问题描述
我正在尝试在大查询中实现 SCD 类型 2 合并逻辑。
我以 3 种设置方法执行此操作,但每次运行合并逻辑脚本时,即使没有新记录,它似乎也会将记录推送到目标表中。
- 第 1 步:当自然键上的记录匹配时,则停用目标表中的活动记录
- 第 2 步:将之前不存在的新记录插入到目标表中
- 第 3 步:将更新的记录从源表插入目标表(我在这里得到重复)
这是我的代码
CREATE
OR REPLACE PROCEDURE `processed.sp_merge_example` (job_run_id INT64) OPTIONS (strict_mode = false)
BEGIN
DECLARE run_id INT64 DEFAULT job_run_id;
---checking for natural keys for updates
MERGE INTO `processed.<Destination table>` AS T
USING `transient.<Source table>` AS S
ON T.<Destination table>_fingerprint = S.<Source table>_fingerprint
WHEN MATCHED
AND S.type2_checksum != T.type2_checksum
AND T.current_flg = 'Y'
THEN
UPDATE
---updating the records in the final table which has updates in the incremental load.

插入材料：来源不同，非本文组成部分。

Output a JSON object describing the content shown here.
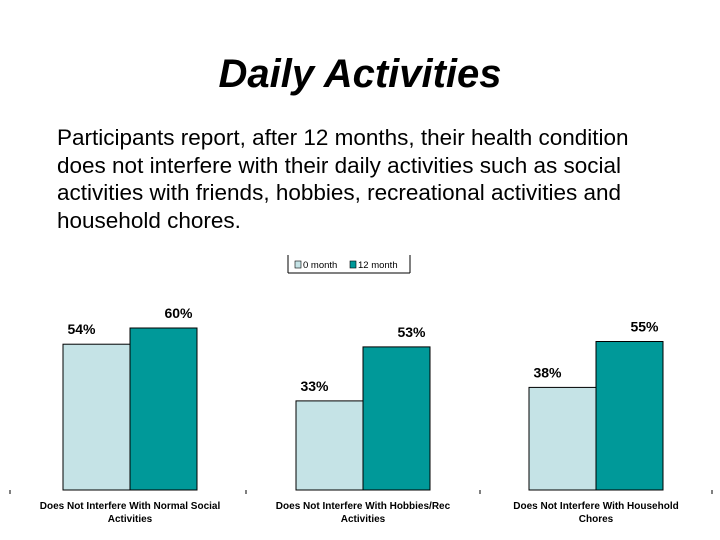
{
  "slide": {
    "title": "Daily Activities",
    "body": "Participants report, after 12 months, their health condition does not interfere with their daily activities such as social activities with friends, hobbies, recreational activities and household chores."
  },
  "colors": {
    "series_0_month": "#c5e3e6",
    "series_12_month": "#009999",
    "outline": "#000000"
  },
  "chart_data": {
    "type": "bar",
    "title": "",
    "xlabel": "",
    "ylabel": "",
    "ylim": [
      0,
      100
    ],
    "grid": false,
    "legend_position": "top",
    "value_format": "percent",
    "categories": [
      [
        "Does Not Interfere With Normal Social",
        "Activities"
      ],
      [
        "Does Not Interfere With Hobbies/Rec",
        "Activities"
      ],
      [
        "Does Not Interfere With Household",
        "Chores"
      ]
    ],
    "series": [
      {
        "name": "0 month",
        "values": [
          54,
          33,
          38
        ]
      },
      {
        "name": "12 month",
        "values": [
          60,
          53,
          55
        ]
      }
    ]
  }
}
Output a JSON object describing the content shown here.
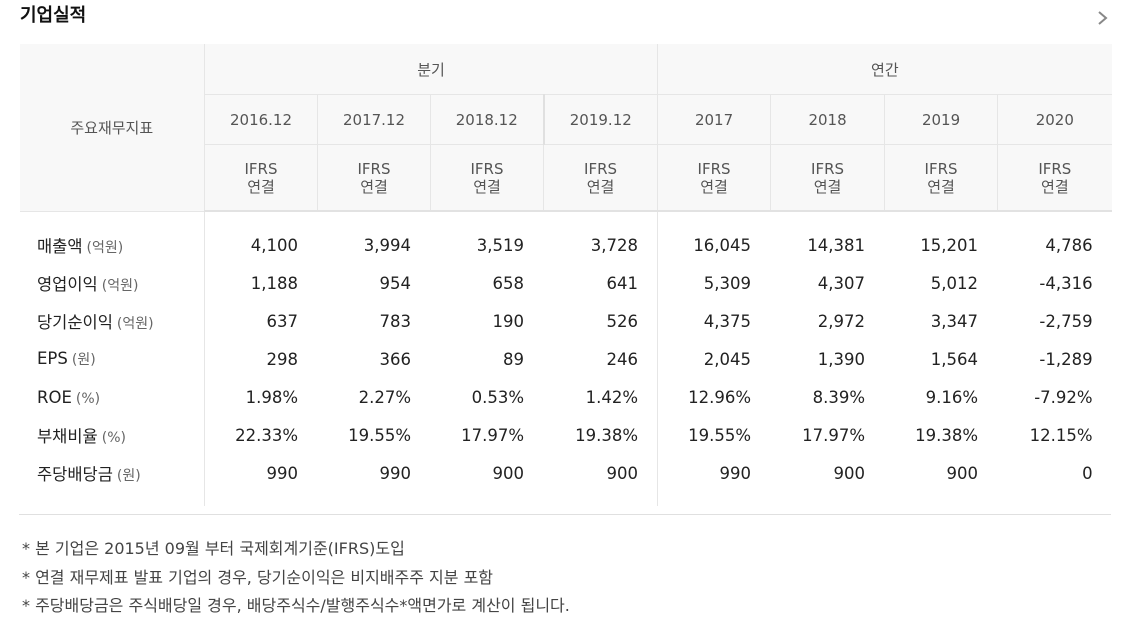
{
  "title": "기업실적",
  "header": {
    "indicator_label": "주요재무지표",
    "quarterly_label": "분기",
    "annual_label": "연간",
    "periods": [
      "2016.12",
      "2017.12",
      "2018.12",
      "2019.12",
      "2017",
      "2018",
      "2019",
      "2020"
    ],
    "ifrs_top": "IFRS",
    "ifrs_bottom": "연결"
  },
  "rows": [
    {
      "label": "매출액",
      "unit": "(억원)",
      "values": [
        "4,100",
        "3,994",
        "3,519",
        "3,728",
        "16,045",
        "14,381",
        "15,201",
        "4,786"
      ]
    },
    {
      "label": "영업이익",
      "unit": "(억원)",
      "values": [
        "1,188",
        "954",
        "658",
        "641",
        "5,309",
        "4,307",
        "5,012",
        "-4,316"
      ]
    },
    {
      "label": "당기순이익",
      "unit": "(억원)",
      "values": [
        "637",
        "783",
        "190",
        "526",
        "4,375",
        "2,972",
        "3,347",
        "-2,759"
      ]
    },
    {
      "label": "EPS",
      "unit": "(원)",
      "values": [
        "298",
        "366",
        "89",
        "246",
        "2,045",
        "1,390",
        "1,564",
        "-1,289"
      ]
    },
    {
      "label": "ROE",
      "unit": "(%)",
      "values": [
        "1.98%",
        "2.27%",
        "0.53%",
        "1.42%",
        "12.96%",
        "8.39%",
        "9.16%",
        "-7.92%"
      ]
    },
    {
      "label": "부채비율",
      "unit": "(%)",
      "values": [
        "22.33%",
        "19.55%",
        "17.97%",
        "19.38%",
        "19.55%",
        "17.97%",
        "19.38%",
        "12.15%"
      ]
    },
    {
      "label": "주당배당금",
      "unit": "(원)",
      "values": [
        "990",
        "990",
        "900",
        "900",
        "990",
        "900",
        "900",
        "0"
      ]
    }
  ],
  "notes": [
    "* 본 기업은 2015년 09월 부터 국제회계기준(IFRS)도입",
    "* 연결 재무제표 발표 기업의 경우, 당기순이익은 비지배주주 지분 포함",
    "* 주당배당금은 주식배당일 경우, 배당주식수/발행주식수*액면가로 계산이 됩니다."
  ],
  "icons": {
    "more": "chevron-right-icon"
  },
  "colors": {
    "header_bg": "#f8f8f8",
    "border": "#e6e6e6",
    "text": "#222222"
  }
}
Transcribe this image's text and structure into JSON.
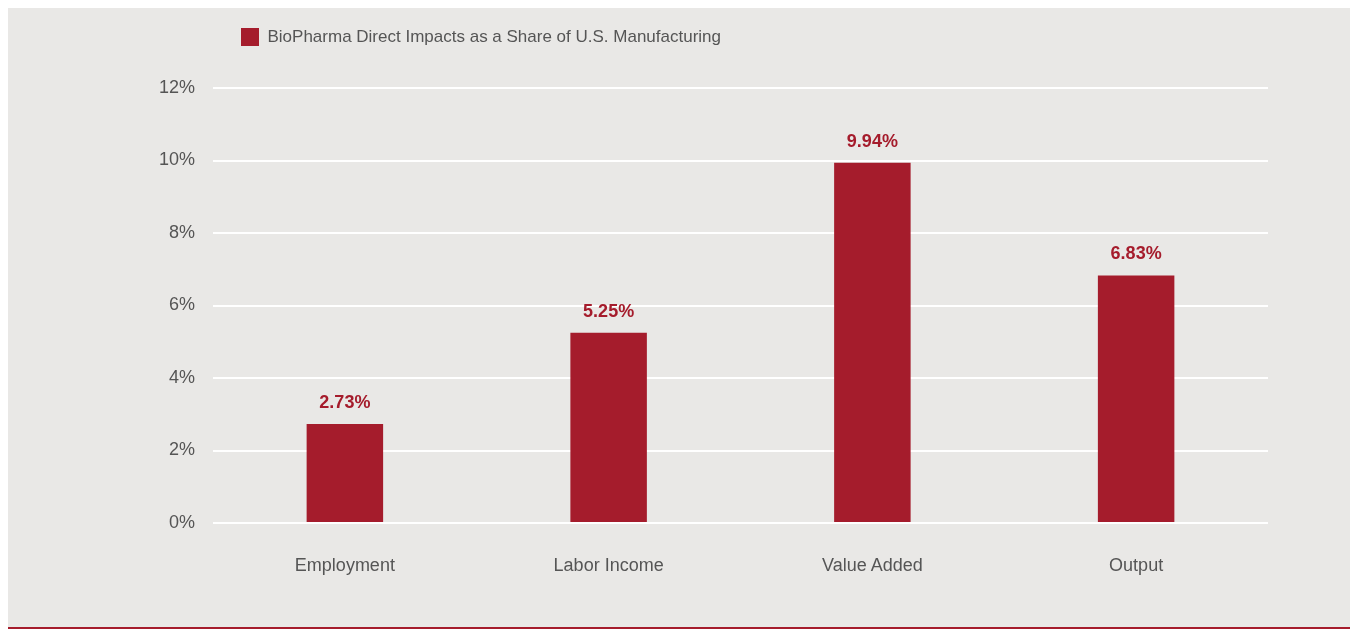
{
  "chart_data": {
    "type": "bar",
    "categories": [
      "Employment",
      "Labor Income",
      "Value Added",
      "Output"
    ],
    "series": [
      {
        "name": "BioPharma Direct Impacts as a Share of U.S. Manufacturing",
        "color": "#a51c2c",
        "values": [
          2.73,
          5.25,
          9.94,
          6.83
        ],
        "value_labels": [
          "2.73%",
          "5.25%",
          "9.94%",
          "6.83%"
        ]
      }
    ],
    "ylim": [
      0,
      12
    ],
    "yticks": [
      {
        "value": 0,
        "label": "0%"
      },
      {
        "value": 2,
        "label": "2%"
      },
      {
        "value": 4,
        "label": "4%"
      },
      {
        "value": 6,
        "label": "6%"
      },
      {
        "value": 8,
        "label": "8%"
      },
      {
        "value": 10,
        "label": "10%"
      },
      {
        "value": 12,
        "label": "12%"
      }
    ],
    "grid": "y",
    "legend": "top left"
  }
}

SET T.modified_datetime = current_datetime(),T.modified_by = CAST(run_id AS STRING),T.end_datetime = current_datetime(),T.current_flg = 'N'
WHEN NOT MATCHED
THEN
---inserting new records.
INSERT (
<Source table columns>
source_type,material_sales_fingerprint,type2_checksum,start_datetime,end_datetime,current_flg,created_by,created_datetime,modified_by,modified_datetime
)
VALUES (
<Source table values>
S.source_type,S.material_sales_fingerprint,S.type2_checksum,current_datetime(),parse_date('%Y%m%d','99991231'),'Y',CAST(run_id AS STRING),current_datetime()
);
-- insert into newly updated records
INSERT `processed.dim_material_sales` (
<Source table columns>
source_type,modified_datetime
)
SELECT
<Source table columns>
ST.source_type,ST.material_sales_fingerprint,ST.type2_checksum,current_datetime()
FROM (
SELECT x.*
FROM `transient.<Source table>` x
JOIN `processed.<Destination table>` y
ON x.<Source table>_fingerprint = y.<Source table>_fingerprint
WHERE x.type2_checksum != y.type2_checksum and y.current_flg = 'N'
) ST
END;
--最后的这段逻辑导致重复
ON x.<Source table>_fingerprint = y.<Source table>_fingerprint
WHERE x.type2_checksum != y.type2_checksum and y.current_flg = 'N'
如果我运行合并逻辑 n 次 与源中的相同记录期望目标表应该具有相同的记录,但使用上述逻辑,源中的更新记录总是被插入到目标表中每次运行合并逻辑时。我已经测试了很多次,不确定我哪里出错了。有人可以帮我理解。
解决方法
通过以下逻辑克服了这个问题
CREATE OR REPLACE PROCEDURE `<stored_proc_name >`(job_run_id INT64) OPTIONS(strict_mode=false)
BEGIN
DECLARE run_id INT64 DEFAULT job_run_id;
-- Inserting updated records coming as part of incremental load to Destination first.
INSERT
`<destination_table>`(
<Target_table_columns>,tablename_fingerprint,type2_checksum,start_datetime,end_datetime,current_flg,created_by,created_datetime,modified_by,modified_datetime)
SELECT
ST.<Target_table_columns>
current_datetime(),cast(parse_timestamp('%Y%m%d%H%M%S','99991231235959') as datetime),'Y',CAST(run_id AS STRING),current_datetime(),current_datetime()
FROM (
SELECT x.*
FROM
`<source_table>` x
JOIN
`<destination_table>` y
ON
y.<destination_table_fingerprint_column> = x.<source_temp_table_fingerprint_column>
Where x.type2_checksum != y.type2_checksum and y.current_flg = 'Y') ST;
---Merge Process Starts
MERGE INTO
`<destination_table>` AS T
USING
`<source_table>` AS S
ON
T.<destination_table_fingerprint_column> = S.<source_temp_table_fingerprint_column>
-- Updating older version of the records.
WHEN MATCHED
AND S.type2_checksum != T.type2_checksum
AND T.current_flg = 'Y'
THEN
UPDATE
SET T.modified_datetime = current_datetime(),T.modified_by = CAST(run_id AS STRING),T.end_datetime = current_datetime(),T.current_flg = 'N'
-- Inserting new records from temp to final table
WHEN NOT MATCHED
THEN
INSERT
(
<Target_table_columns>,modified_datetime
)
VALUES
(
<S.Target_table_columns>,current_datetime()
);
END;